The building’s materials are a celebration of a rural vernacular craft and tactility. Stone, corrugated metal, and tyrolean plaster sit harmoniously together to form a sharp and crisp modern interpretation of a traditional agricultural shed. The stone cladding used on the lower section of the new building is reclaimed from the fallen stone walls on site. It is crafted in a modern manner to highlight the contemporary addition to the site while also ensuring cohesion with the existing stone walls.

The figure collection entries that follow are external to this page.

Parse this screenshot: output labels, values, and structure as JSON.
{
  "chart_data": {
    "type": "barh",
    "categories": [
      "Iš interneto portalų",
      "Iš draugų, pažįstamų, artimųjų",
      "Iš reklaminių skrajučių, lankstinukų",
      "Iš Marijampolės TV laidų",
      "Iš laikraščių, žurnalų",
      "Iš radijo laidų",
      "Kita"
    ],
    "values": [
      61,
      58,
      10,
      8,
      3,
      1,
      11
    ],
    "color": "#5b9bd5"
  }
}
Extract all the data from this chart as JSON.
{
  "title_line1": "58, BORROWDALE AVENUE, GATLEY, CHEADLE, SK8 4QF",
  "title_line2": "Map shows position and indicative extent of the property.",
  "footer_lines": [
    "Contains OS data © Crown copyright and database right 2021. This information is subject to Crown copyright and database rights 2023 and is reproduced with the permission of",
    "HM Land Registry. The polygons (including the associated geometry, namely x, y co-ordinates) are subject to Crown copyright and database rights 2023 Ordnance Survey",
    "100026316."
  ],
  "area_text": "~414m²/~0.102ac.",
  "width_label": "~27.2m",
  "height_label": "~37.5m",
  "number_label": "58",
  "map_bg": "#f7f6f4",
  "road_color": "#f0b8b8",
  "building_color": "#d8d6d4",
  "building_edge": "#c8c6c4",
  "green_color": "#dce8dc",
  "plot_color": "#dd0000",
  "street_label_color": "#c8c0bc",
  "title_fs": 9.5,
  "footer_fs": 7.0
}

Atop this stone cladding sits a 900mm high tactile tyrolean plaster band that runs around the entire house, tying the different volumes and materials of the house together. A black corrugated metal clads the upper story of the 2-story volume while also cladding the roof of both the single and 2-story volumes. The crisp detailing of the corrugated metal elevates it above its typical association with agricultural buildings while still retaining a connection to the site’s past. The dark reflective surfaces of the corrugated metal also recede visually in deference to the surroundings.
The house, which has been designed with a modern take on traditional vernacular skin, is built with very modern methods of construction (MMC) to the highest sustainable specification. The house is built using prefabricated panels of light gauge metal steel, it is super insulated, it has triple glazed windows, a mechanical heat recovery system, an external air source heat pump, it is extremely airtight, and has roof-mounted PV panels. The house achieved an Irish Building Energy Rating (BER) of A1, the highest possible grade.